Appearing on Fox News Channel on June 18 with her lawyer, Stephanie Taub, Melissa Klein said she was “really happy” to be given a “second chance” to fight the charges.
“We lost our business. It’s been six years now and it’s definitely taken a toll on our family,” Klein said.
Taub said the state of Oregon acted with “anti-religious hostility” toward the Kleins. “No one should be forced to express a message they disagree with,” the attorney added.
The high court ruled June 17 in the case, known as Klein v. Oregon Bureau of Labor and Industries, without hearing oral arguments, performing what lawyers call a “grant, vacate, and remand.” This means the court simultaneously granted the bakers’ request to review the case, set aside the unfavorable ruling by the Court of Appeals of Oregon, and returned the case to that court with instructions to reconsider it.
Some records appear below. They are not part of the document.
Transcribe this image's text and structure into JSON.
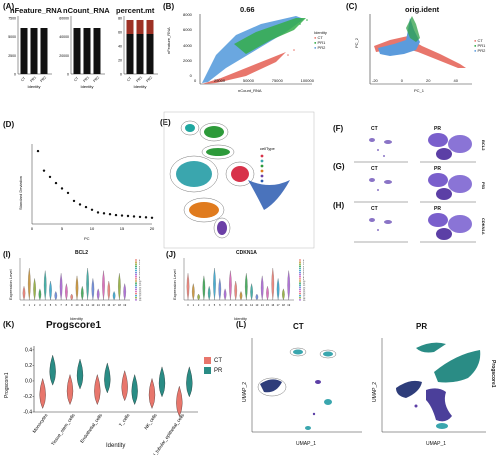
{
  "panels": {
    "A": {
      "label": "(A)",
      "plots": [
        {
          "title": "nFeature_RNA",
          "yticks": [
            "7500",
            "5000",
            "2500",
            "0"
          ],
          "xticks": [
            "CT",
            "PR1",
            "PR2"
          ]
        },
        {
          "title": "nCount_RNA",
          "yticks": [
            "60000",
            "40000",
            "20000",
            "0"
          ],
          "xticks": [
            "CT",
            "PR1",
            "PR2"
          ]
        },
        {
          "title": "percent.mt",
          "yticks": [
            "80",
            "60",
            "40",
            "20",
            "0"
          ],
          "xticks": [
            "CT",
            "PR1",
            "PR2"
          ]
        }
      ],
      "xlabel": "Identity"
    },
    "B": {
      "label": "(B)",
      "title": "0.66",
      "xlabel": "nCount_RNA",
      "ylabel": "nFeature_RNA",
      "xticks": [
        "0",
        "25000",
        "50000",
        "75000",
        "100000"
      ],
      "yticks": [
        "8000",
        "6000",
        "4000",
        "2000",
        "0"
      ],
      "legend_title": "Identity",
      "legend": [
        "CT",
        "PR1",
        "PR2"
      ]
    },
    "C": {
      "label": "(C)",
      "title": "orig.ident",
      "xlabel": "PC_1",
      "ylabel": "PC_2",
      "xticks": [
        "-20",
        "0",
        "20",
        "40"
      ],
      "yticks": [
        "20",
        "10",
        "0",
        "-10",
        "-20"
      ],
      "legend": [
        "CT",
        "PR1",
        "PR2"
      ]
    },
    "D": {
      "label": "(D)",
      "xlabel": "PC",
      "ylabel": "Standard Deviation",
      "xticks": [
        "0",
        "5",
        "10",
        "15",
        "20"
      ]
    },
    "E": {
      "label": "(E)",
      "legend_title": "cellType"
    },
    "F": {
      "label": "(F)",
      "left": "CT",
      "right": "PR",
      "side": "BCL2"
    },
    "G": {
      "label": "(G)",
      "left": "CT",
      "right": "PR",
      "side": "P53"
    },
    "H": {
      "label": "(H)",
      "left": "CT",
      "right": "PR",
      "side": "CDKN1A"
    },
    "I": {
      "label": "(I)",
      "title": "BCL2",
      "ylabel": "Expression Level",
      "xlabel": "Identity"
    },
    "J": {
      "label": "(J)",
      "title": "CDKN1A",
      "ylabel": "Expression Level",
      "xlabel": "Identity"
    },
    "K": {
      "label": "(K)",
      "title": "Progscore1",
      "ylabel": "Progscore1",
      "xlabel": "Identity",
      "yticks": [
        "0.4",
        "0.2",
        "0.0",
        "-0.2",
        "-0.4"
      ],
      "legend": [
        "CT",
        "PR"
      ]
    },
    "L": {
      "label": "(L)",
      "left_title": "CT",
      "right_title": "PR",
      "xlabel": "UMAP_1",
      "ylabel": "UMAP_2",
      "side": "Progscore1",
      "xticks": [
        "-10",
        "0",
        "10"
      ],
      "yticks": [
        "10",
        "5",
        "0",
        "-5",
        "-10"
      ]
    }
  },
  "chart_data": [
    {
      "type": "line",
      "title": "",
      "xlabel": "PC",
      "ylabel": "Standard Deviation",
      "x": [
        1,
        2,
        3,
        4,
        5,
        6,
        7,
        8,
        9,
        10,
        11,
        12,
        13,
        14,
        15,
        16,
        17,
        18,
        19,
        20
      ],
      "values": [
        9.2,
        7.0,
        6.3,
        5.6,
        5.0,
        4.5,
        3.6,
        3.2,
        2.9,
        2.6,
        2.3,
        2.2,
        2.1,
        2.0,
        1.95,
        1.9,
        1.85,
        1.8,
        1.75,
        1.7
      ],
      "ylim": [
        1,
        10
      ]
    },
    {
      "type": "bar",
      "title": "Progscore1",
      "xlabel": "Identity",
      "ylabel": "Progscore1",
      "categories": [
        "Monocytes",
        "Tissue_stem_cells",
        "Endothelial_cells",
        "T_cells",
        "NK_cells",
        "renal_tubular_epithelial_cells"
      ],
      "series": [
        {
          "name": "CT",
          "values": [
            -0.2,
            -0.15,
            -0.15,
            -0.1,
            -0.2,
            -0.3
          ]
        },
        {
          "name": "PR",
          "values": [
            0.1,
            0.05,
            0.0,
            -0.15,
            -0.05,
            -0.05
          ]
        }
      ],
      "ylim": [
        -0.4,
        0.45
      ]
    }
  ],
  "colors": {
    "ct": "#e8766c",
    "pr": "#2a8c85",
    "pr1": "#26a63a",
    "pr2": "#5b9bdc",
    "purple": "#5c3fa6",
    "teal": "#3aa6ae",
    "green": "#2d9a3a",
    "orange": "#e07b1e",
    "red": "#d8324a",
    "navy": "#2e3d7a",
    "blue": "#3a67c6"
  }
}
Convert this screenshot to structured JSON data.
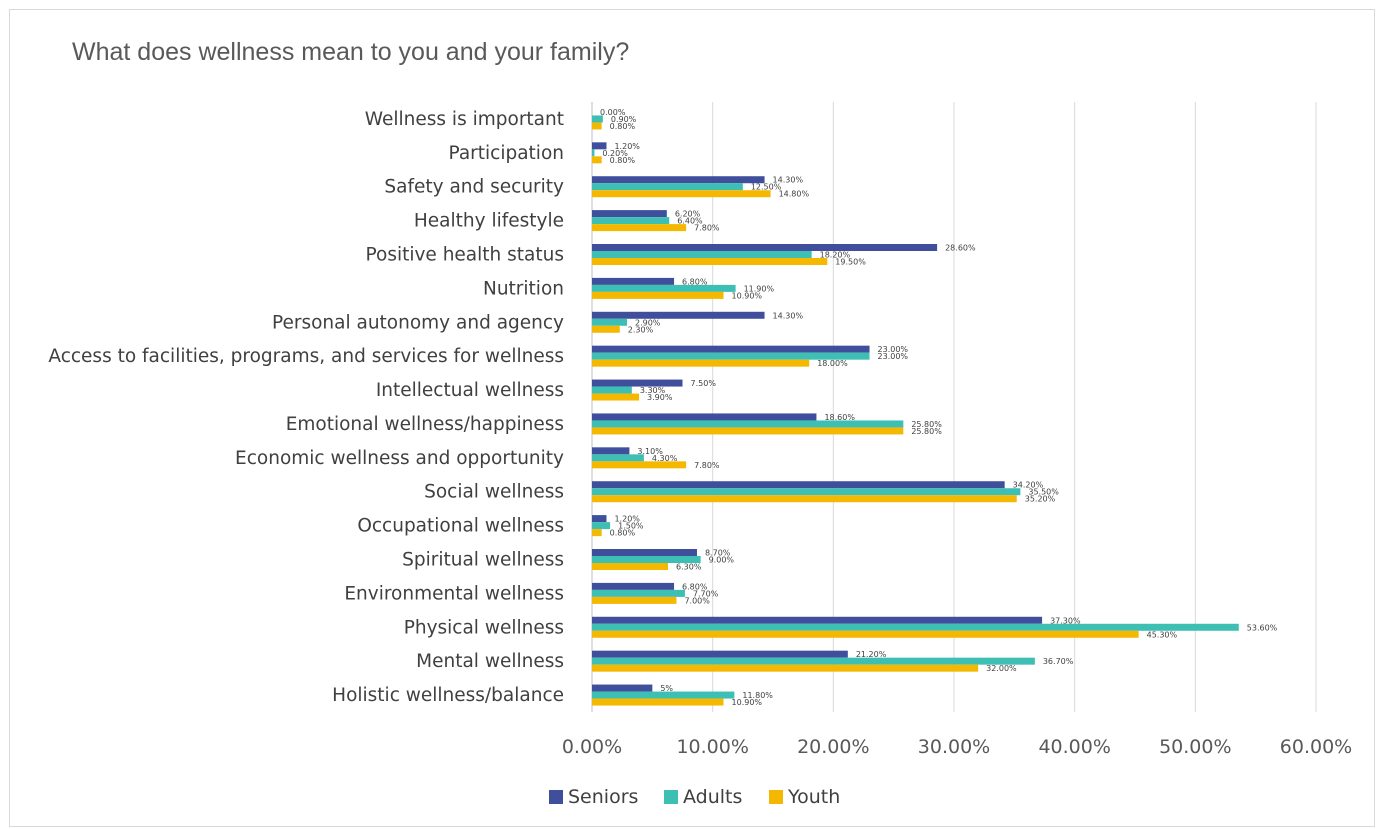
{
  "chart_data": {
    "type": "bar",
    "orientation": "horizontal",
    "title": "What does wellness mean to you and your family?",
    "xlabel": "",
    "ylabel": "",
    "xlim": [
      0,
      60
    ],
    "x_ticks": [
      "0.00%",
      "10.00%",
      "20.00%",
      "30.00%",
      "40.00%",
      "50.00%",
      "60.00%"
    ],
    "grid": "vertical",
    "legend_position": "bottom",
    "categories": [
      "Wellness is important",
      "Participation",
      "Safety and security",
      "Healthy lifestyle",
      "Positive health status",
      "Nutrition",
      "Personal autonomy and agency",
      "Access to facilities, programs, and services for wellness",
      "Intellectual wellness",
      "Emotional wellness/happiness",
      "Economic wellness and opportunity",
      "Social wellness",
      "Occupational wellness",
      "Spiritual wellness",
      "Environmental wellness",
      "Physical wellness",
      "Mental wellness",
      "Holistic wellness/balance"
    ],
    "series": [
      {
        "name": "Seniors",
        "color": "#3f4f9b",
        "values": [
          0.0,
          1.2,
          14.3,
          6.2,
          28.6,
          6.8,
          14.3,
          23.0,
          7.5,
          18.6,
          3.1,
          34.2,
          1.2,
          8.7,
          6.8,
          37.3,
          21.2,
          5.0
        ],
        "labels": [
          "0.00%",
          "1.20%",
          "14.30%",
          "6.20%",
          "28.60%",
          "6.80%",
          "14.30%",
          "23.00%",
          "7.50%",
          "18.60%",
          "3.10%",
          "34.20%",
          "1.20%",
          "8.70%",
          "6.80%",
          "37.30%",
          "21.20%",
          "5%"
        ]
      },
      {
        "name": "Adults",
        "color": "#3dbfb3",
        "values": [
          0.9,
          0.2,
          12.5,
          6.4,
          18.2,
          11.9,
          2.9,
          23.0,
          3.3,
          25.8,
          4.3,
          35.5,
          1.5,
          9.0,
          7.7,
          53.6,
          36.7,
          11.8
        ],
        "labels": [
          "0.90%",
          "0.20%",
          "12.50%",
          "6.40%",
          "18.20%",
          "11.90%",
          "2.90%",
          "23.00%",
          "3.30%",
          "25.80%",
          "4.30%",
          "35.50%",
          "1.50%",
          "9.00%",
          "7.70%",
          "53.60%",
          "36.70%",
          "11.80%"
        ]
      },
      {
        "name": "Youth",
        "color": "#f5b800",
        "values": [
          0.8,
          0.8,
          14.8,
          7.8,
          19.5,
          10.9,
          2.3,
          18.0,
          3.9,
          25.8,
          7.8,
          35.2,
          0.8,
          6.3,
          7.0,
          45.3,
          32.0,
          10.9
        ],
        "labels": [
          "0.80%",
          "0.80%",
          "14.80%",
          "7.80%",
          "19.50%",
          "10.90%",
          "2.30%",
          "18.00%",
          "3.90%",
          "25.80%",
          "7.80%",
          "35.20%",
          "0.80%",
          "6.30%",
          "7.00%",
          "45.30%",
          "32.00%",
          "10.90%"
        ]
      }
    ]
  }
}
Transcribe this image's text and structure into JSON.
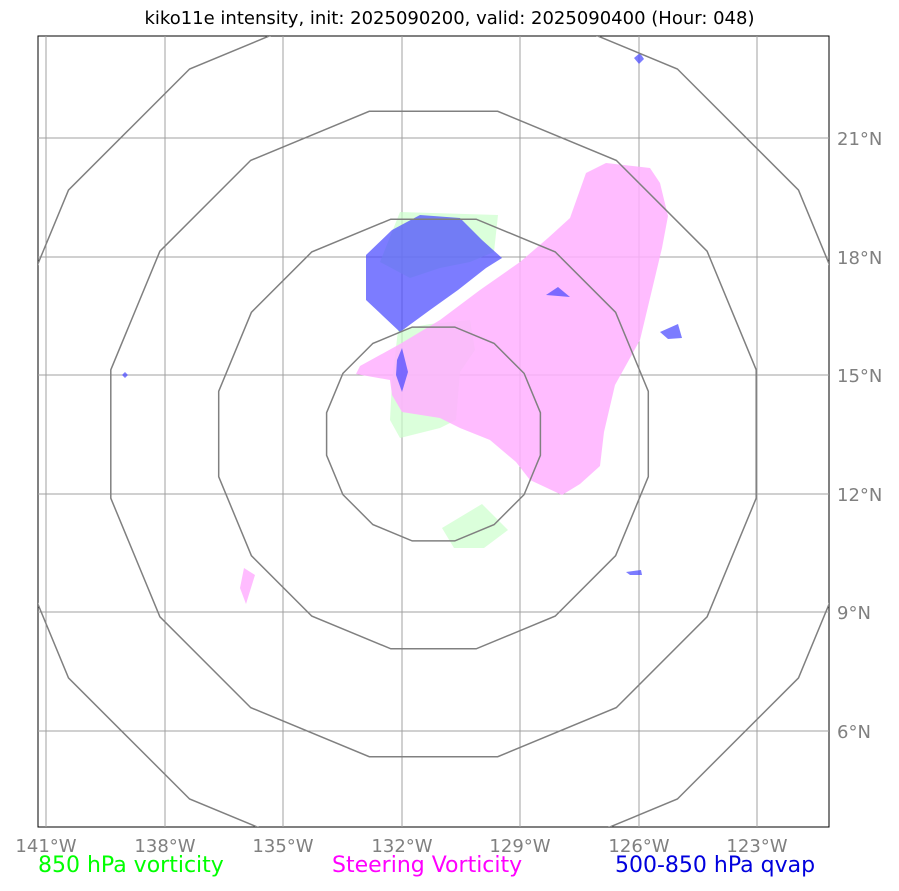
{
  "title": "kiko11e intensity, init: 2025090200, valid: 2025090400 (Hour: 048)",
  "map": {
    "lon_ticks": [
      "141°W",
      "138°W",
      "135°W",
      "132°W",
      "129°W",
      "126°W",
      "123°W"
    ],
    "lat_ticks": [
      "21°N",
      "18°N",
      "15°N",
      "12°N",
      "9°N",
      "6°N"
    ],
    "extent": {
      "lon_min": -141,
      "lon_max": -121,
      "lat_min": 3.7,
      "lat_max": 23.5
    },
    "range_rings_center": {
      "lon": -131,
      "lat": 14
    }
  },
  "legend": {
    "vorticity_850": {
      "label": "850 hPa vorticity",
      "color": "#00ff00"
    },
    "steering_vorticity": {
      "label": "Steering Vorticity",
      "color": "#ff00ff"
    },
    "qvap_500_850": {
      "label": "500-850 hPa qvap",
      "color": "#0000dd"
    }
  }
}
Specifically, the Supreme Court ordered the Oregon court to reconsider the case, in light of its ruling last year in an even more high-profile confectionery case known as Masterpiece Cakeshop Ltd. v. Colorado Civil Rights Commission.
In that June 2018 ruling, the Supreme Court found that the Colorado civil rights agency had failed to treat religious expression neutrally when it exhibited hostility to a baker’s religious beliefs. Two gay men had asked the baker, Jack C. Phillips, to bake a wedding cake for their same-sex nuptials. The Supreme Court ruled 7 to 2 that Phillips’ rights under the Free Exercise Clause of the First Amendment had been infringed and reversed the commission’s decision forcing the bakery to make wedding cakes for same-sex couples.
Ethan W. Blevins, a staff attorney with the Pacific Legal Foundation, co-authored a friend-of-the-court brief in the Kleins’ case.
PLF is concerned about the growing power of the so-called administrative state. Blevins told The Epoch Times his organization got involved because administrative law judges across America “are deciding sensitive issues,” often favoring the government’s position, “without clear guidance from the Supreme Court.”
In his brief, Blevins argued “state laws pose unique First Amendment problems given their sweeping ‘breadth and operation.’”
“Although this case deals with cake artistry, the court of appeals noted that the Oregon law could also apply to ‘a person whose business is writing commissioned music or poetry for weddings, or producing a sculpture or portrait of the couple kissing at an altar.’ … Thus, without this Court’s guidance, state agencies will continue to ‘awkwardly appl[y]’ state public accommodations laws to “a person whose ‘business’ is artistic expression.”